School of Computer, Weinan Normal University, Weinan 714099, Shaanxi, China.
Department of Electrical Engineering, Dolatabad Branch, Islamic Azad University, Isfahan, Iran.
Comput Intell Neurosci. 2021 Aug 27;2021:7567870. doi: 10.1155/2021/7567870. eCollection 2021.

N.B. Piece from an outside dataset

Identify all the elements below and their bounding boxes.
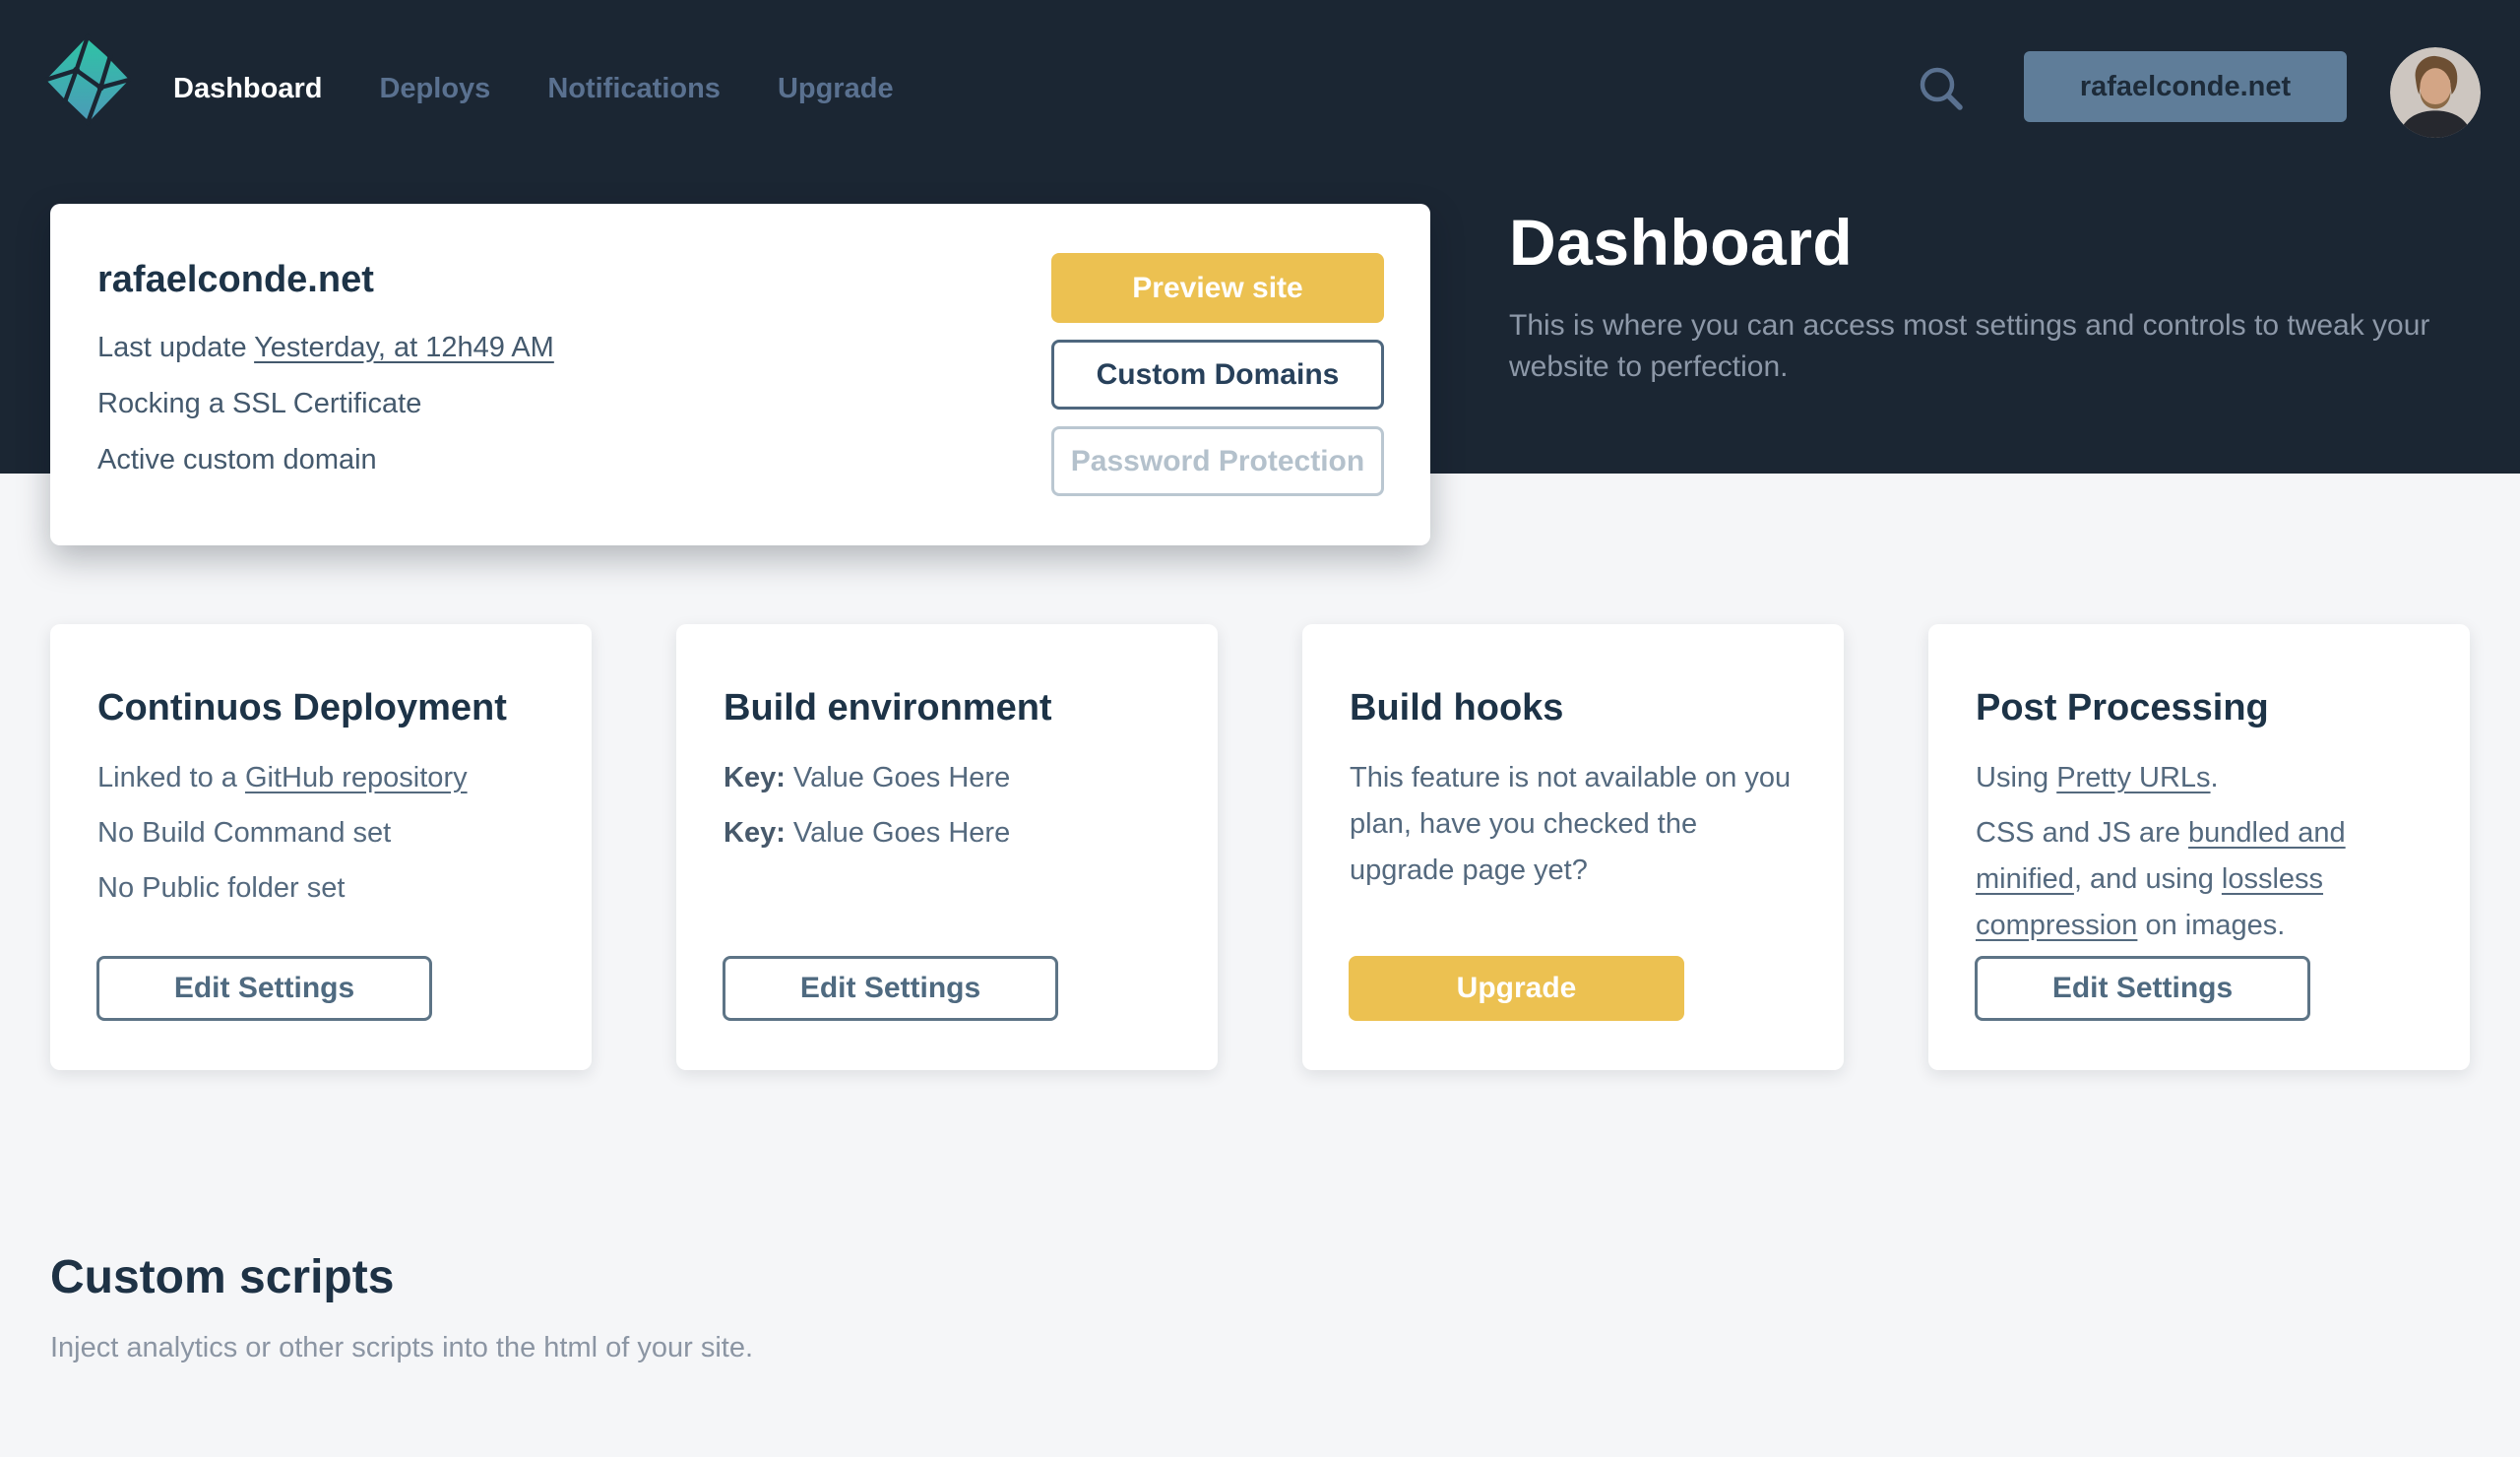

Skin cancer is one of the most common types of cancers that is sometimes difficult for doctors and experts to diagnose. The noninvasive dermatoscopic method is a popular method for observing and diagnosing skin cancer. Because this method is based on ocular inference, the skin cancer diagnosis by the dermatologists is difficult, especially in the early stages of the disease. Artificial intelligence is a proper complementary tool that can be used alongside the experts to increase the accuracy of the diagnosis. In the present study, a new computer-aided method has been introduced for the diagnosis of the skin cancer. The method is designed based on combination of deep learning and a newly introduced metaheuristic algorithm, namely, Wildebeest Herd Optimization (WHO) Algorithm. The method uses an Inception convolutional neural network for the initial features' extraction. Afterward, the WHO algorithm has been employed for selecting the useful features to decrease the analysis time complexity. The method is then performed to an ISIC-2008 skin cancer dataset. Final results of the feature selection based on the proposed WHO are compared with three other algorithms, and the results have indicated good results for the system. Finally, the total diagnosis system has been compared with five other methods to indicate its effectiveness against the studied methods. Final results showed that the proposed method has the best results than the comparative methods.
皮肤癌是最常见的癌症类型之一,有时医生和专家难以诊断。非侵入性的皮肤镜方法是观察和诊断皮肤癌的常用方法。由于这种方法基于眼部推断,皮肤科医生对皮肤癌的诊断难度较大,尤其是在疾病早期。人工智能是一种合适的辅助工具,可以与专家一起使用,以提高诊断的准确性。在本研究中,引入了一种新的计算机辅助皮肤癌诊断方法。该方法基于深度学习和新引入的元启发式算法(即 Wildebeest Herd Optimization 算法,简称 WHO 算法)的组合设计。该方法使用 Inception 卷积神经网络进行初始特征提取。然后,WHO 算法被用于选择有用的特征来降低分析时间复杂度。该方法随后应用于 ISIC-2008 皮肤癌数据集。基于提出的 WHO 的特征选择的最终结果与其他三种算法进行了比较,结果表明该系统的结果良好。最后,将整个诊断系统与其他五种方法进行了比较,以表明其对所研究方法的有效性。最终结果表明,与比较方法相比,所提出的方法具有最佳的结果。